岐阜県では木曽石、美濃石、気良石、和良石
三重県では菰野石や青石、伊勢ゴロタなんてのもありますね
そして今日は愛知県の幡豆(はず)地域で産出される「幡豆石」のご紹介です。
この石は花崗岩で石の目も細かく硬いのが特徴です。
古くからお城の石垣や河川の護岸工事に使われていたそうです。
割って細かくして砕石としてぐり石としても使われています。
表面は山の中から割って出してくるので最初はうすい灰色でキリっとした印象
洋風の明るいお庭からしっとりとした和風の庭まで
産出する三河地方の庭師さんは色々なシーンで使っています。
段々と時間が経つにつれて、中の鉄分が酸化して表面に錆色が出てきます。
そうするとまた味わいが出てくる石です。
この幡豆石、実は砕石場で一つ一つ石を選んで自分でトラックに積んでいきます。
広い広い敷地に大きさごとに分けられた石が5m以上の高さで山になっているのです。
まさに「山」
石を選ぶときは上の方まで登って行って、良い石があれば下に転がし
ある程度選び終わったら下に転がした石をトラックに積み込む、
なんて作業の繰り返しです。
時々
「この石採ったら、ガラガラっと雪崩のようにくずれて・・・・・」
なんて想像してちょっと体がギュってなったり
でも、この石を選ぶ作業もなかなか楽しい。
砕石場は周りが山に囲まれていて、
場内は時々トラックや大きなペイ(石を積んでくれる機械です)が通る時以外は静か
全体の雰囲気としては仮面ノリダーのオープニングで爆発シーンで使われそうな場所
きっとこういう砕石場などの跡地でロケをしていたんだろうなぁ
なんて想像してみたり。
目的によって石を敷く場合、積む場合がありますが、
それによって選び方が違ってきます
石を敷く場合でも、人が歩くためのものでモルタルを使って敷き込む場合、
駐車場でクルマが乗っても良いような厚みが必要なとき、草目地にするときなどなど、
石を積むときには後ろにコンクリートを入れる場合と
後ろに砕石を入れて突き固める場合があり
それによっても選ぶべき石が変わってきます。
そのため自分の「目」も鍛えられる場所でもあります。
その日の体調や気分にによって
「今日は良い石がなかなか見つからない・・・」とか
持って帰ってきて使っていると
「ずいぶん良い石を選んできたな、オレ。
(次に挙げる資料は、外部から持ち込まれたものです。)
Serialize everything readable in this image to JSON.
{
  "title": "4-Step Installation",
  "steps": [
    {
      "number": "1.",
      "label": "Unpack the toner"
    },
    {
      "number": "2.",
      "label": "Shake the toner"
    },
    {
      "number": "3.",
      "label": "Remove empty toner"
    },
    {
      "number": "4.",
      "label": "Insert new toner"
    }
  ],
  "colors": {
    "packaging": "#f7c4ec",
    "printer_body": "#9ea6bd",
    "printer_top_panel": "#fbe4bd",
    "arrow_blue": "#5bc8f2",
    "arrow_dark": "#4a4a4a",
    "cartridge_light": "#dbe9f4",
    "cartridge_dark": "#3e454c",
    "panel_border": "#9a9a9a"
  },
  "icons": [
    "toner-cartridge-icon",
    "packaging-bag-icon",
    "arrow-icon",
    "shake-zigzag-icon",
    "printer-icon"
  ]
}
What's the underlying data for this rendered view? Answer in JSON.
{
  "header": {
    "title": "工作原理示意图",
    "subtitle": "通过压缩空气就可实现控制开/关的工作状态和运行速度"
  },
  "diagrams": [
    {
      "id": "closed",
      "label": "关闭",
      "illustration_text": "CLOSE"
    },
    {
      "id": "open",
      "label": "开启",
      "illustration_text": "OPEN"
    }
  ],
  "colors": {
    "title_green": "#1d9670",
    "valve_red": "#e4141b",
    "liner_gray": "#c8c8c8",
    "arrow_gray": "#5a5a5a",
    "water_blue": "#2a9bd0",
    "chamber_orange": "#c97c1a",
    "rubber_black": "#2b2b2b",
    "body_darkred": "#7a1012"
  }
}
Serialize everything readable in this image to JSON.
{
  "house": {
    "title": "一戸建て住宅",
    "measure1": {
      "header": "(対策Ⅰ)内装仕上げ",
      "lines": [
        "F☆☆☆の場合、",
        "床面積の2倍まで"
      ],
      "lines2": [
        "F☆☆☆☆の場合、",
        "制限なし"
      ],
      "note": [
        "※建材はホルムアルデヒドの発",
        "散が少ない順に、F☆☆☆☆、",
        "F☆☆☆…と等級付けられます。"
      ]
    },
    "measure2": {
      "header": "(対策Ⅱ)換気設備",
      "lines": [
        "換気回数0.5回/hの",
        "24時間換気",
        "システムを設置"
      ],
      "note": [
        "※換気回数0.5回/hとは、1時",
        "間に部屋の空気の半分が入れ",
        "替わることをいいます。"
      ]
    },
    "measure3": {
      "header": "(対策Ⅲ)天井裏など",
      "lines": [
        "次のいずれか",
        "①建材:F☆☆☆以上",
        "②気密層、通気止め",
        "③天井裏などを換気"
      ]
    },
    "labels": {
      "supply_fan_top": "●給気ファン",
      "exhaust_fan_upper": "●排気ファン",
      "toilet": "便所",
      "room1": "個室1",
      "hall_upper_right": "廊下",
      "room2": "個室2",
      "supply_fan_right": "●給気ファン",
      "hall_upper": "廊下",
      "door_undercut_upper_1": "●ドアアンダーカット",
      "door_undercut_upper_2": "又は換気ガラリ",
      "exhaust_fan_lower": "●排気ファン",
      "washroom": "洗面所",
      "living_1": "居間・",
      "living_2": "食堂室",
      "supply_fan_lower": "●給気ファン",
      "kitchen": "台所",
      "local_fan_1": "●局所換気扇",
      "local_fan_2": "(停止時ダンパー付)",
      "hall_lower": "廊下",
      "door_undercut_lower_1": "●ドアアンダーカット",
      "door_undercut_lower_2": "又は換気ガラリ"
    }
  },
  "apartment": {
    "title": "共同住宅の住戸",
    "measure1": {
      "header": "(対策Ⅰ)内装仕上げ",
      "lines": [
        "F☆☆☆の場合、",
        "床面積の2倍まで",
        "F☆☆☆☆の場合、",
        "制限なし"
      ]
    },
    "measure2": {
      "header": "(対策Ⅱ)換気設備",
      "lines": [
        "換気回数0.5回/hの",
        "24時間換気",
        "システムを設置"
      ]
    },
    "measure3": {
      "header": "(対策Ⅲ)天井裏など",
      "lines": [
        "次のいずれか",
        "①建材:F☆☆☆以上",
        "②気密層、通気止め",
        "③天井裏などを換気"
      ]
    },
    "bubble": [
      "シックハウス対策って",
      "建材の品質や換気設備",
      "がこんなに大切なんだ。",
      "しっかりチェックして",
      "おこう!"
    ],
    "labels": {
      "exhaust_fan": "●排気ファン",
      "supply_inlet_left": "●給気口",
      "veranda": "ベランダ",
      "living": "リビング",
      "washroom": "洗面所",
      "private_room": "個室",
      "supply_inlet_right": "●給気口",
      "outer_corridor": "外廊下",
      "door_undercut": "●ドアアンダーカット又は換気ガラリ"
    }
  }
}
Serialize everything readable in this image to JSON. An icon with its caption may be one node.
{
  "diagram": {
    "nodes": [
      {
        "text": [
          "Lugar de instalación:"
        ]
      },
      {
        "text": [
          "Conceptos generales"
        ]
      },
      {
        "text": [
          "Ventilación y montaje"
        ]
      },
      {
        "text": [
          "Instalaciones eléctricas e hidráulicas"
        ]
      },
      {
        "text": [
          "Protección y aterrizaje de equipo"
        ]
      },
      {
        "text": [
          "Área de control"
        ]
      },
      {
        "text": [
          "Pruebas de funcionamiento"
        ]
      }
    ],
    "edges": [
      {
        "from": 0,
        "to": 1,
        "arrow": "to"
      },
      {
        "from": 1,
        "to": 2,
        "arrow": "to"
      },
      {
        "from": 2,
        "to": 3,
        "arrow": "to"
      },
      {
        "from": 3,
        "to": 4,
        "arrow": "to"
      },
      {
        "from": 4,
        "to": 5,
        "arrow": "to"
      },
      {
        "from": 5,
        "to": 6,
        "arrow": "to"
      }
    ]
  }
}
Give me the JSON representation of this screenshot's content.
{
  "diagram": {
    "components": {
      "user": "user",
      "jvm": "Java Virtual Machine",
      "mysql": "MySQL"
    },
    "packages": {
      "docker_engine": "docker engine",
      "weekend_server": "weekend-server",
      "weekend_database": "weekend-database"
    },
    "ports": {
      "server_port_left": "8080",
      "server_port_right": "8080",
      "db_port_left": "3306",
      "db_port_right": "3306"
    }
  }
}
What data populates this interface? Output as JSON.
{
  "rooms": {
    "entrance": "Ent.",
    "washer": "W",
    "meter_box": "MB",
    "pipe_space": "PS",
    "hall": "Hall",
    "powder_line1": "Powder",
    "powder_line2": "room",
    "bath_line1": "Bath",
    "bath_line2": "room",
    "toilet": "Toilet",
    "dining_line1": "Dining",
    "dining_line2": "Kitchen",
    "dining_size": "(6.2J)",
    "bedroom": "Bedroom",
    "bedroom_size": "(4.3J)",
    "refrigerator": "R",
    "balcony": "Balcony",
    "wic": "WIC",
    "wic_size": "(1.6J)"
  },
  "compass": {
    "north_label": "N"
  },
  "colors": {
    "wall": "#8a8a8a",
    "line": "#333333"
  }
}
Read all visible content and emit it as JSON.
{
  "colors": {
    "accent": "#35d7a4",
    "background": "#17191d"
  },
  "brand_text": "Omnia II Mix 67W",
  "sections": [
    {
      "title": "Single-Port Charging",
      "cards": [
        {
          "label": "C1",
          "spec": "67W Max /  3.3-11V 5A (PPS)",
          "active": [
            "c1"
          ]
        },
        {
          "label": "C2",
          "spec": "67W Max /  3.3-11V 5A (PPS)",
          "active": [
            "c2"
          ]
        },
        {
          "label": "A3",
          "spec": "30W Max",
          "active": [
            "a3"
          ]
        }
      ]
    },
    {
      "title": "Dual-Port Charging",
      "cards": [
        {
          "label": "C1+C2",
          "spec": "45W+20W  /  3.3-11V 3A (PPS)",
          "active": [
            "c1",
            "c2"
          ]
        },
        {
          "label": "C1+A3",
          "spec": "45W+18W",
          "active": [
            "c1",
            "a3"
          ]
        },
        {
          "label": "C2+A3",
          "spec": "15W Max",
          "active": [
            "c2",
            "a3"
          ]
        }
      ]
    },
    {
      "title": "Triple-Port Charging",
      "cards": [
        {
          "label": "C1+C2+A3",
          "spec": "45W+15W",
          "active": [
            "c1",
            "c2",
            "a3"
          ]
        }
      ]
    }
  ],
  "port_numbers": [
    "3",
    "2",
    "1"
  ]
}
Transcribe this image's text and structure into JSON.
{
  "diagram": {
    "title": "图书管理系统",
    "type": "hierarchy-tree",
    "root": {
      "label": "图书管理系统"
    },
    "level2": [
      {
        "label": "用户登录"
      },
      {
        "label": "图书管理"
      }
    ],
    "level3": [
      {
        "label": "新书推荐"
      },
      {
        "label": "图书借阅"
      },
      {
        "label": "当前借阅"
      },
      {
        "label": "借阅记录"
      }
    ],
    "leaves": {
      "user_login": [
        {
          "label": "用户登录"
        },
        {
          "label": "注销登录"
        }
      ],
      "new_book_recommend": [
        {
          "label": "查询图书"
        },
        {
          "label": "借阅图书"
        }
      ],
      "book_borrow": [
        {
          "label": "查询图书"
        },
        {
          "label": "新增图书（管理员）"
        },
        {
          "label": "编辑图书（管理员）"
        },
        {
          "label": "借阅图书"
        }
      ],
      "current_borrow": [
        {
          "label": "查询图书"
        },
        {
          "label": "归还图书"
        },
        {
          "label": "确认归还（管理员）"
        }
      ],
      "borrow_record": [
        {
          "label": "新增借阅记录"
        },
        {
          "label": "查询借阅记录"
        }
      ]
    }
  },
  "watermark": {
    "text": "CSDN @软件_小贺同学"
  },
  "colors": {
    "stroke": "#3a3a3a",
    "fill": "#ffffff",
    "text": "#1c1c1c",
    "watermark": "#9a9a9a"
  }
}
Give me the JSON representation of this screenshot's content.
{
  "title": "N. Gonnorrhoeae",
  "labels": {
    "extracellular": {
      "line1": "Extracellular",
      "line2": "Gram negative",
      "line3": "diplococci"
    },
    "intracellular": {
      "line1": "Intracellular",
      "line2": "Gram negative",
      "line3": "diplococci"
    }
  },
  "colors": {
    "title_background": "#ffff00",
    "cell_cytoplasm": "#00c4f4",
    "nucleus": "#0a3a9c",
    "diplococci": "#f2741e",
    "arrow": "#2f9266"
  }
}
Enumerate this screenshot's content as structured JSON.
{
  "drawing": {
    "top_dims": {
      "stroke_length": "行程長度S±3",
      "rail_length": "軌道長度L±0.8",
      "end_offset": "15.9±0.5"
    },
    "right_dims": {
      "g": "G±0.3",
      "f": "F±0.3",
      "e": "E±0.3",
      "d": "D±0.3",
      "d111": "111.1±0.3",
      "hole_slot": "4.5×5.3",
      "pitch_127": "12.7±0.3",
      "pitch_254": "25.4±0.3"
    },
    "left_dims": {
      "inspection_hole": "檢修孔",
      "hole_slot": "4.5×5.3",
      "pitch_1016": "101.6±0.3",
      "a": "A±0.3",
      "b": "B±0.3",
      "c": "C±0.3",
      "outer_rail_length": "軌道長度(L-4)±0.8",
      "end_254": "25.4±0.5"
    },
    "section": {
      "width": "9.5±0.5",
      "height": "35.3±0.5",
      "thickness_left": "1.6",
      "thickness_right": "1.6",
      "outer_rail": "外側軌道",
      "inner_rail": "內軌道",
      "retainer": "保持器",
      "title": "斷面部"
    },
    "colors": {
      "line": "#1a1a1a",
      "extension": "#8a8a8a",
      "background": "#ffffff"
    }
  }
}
才能ある?」
なんてうぬぼれちゃう時も。
一番困る時。
それは、たまに同業者が同じ目的で石を大量に選んで
持って行った後に行ってしまったとき。
石が・・・・
無い。
探しても探しても無い。
「ずいぶん良い石を選んでいきやがったな、才能あるヤツだな?」
っと、うらめしく石の山をながめる自分。
これ、実は同業者の間での「幡豆石あるある」なんです。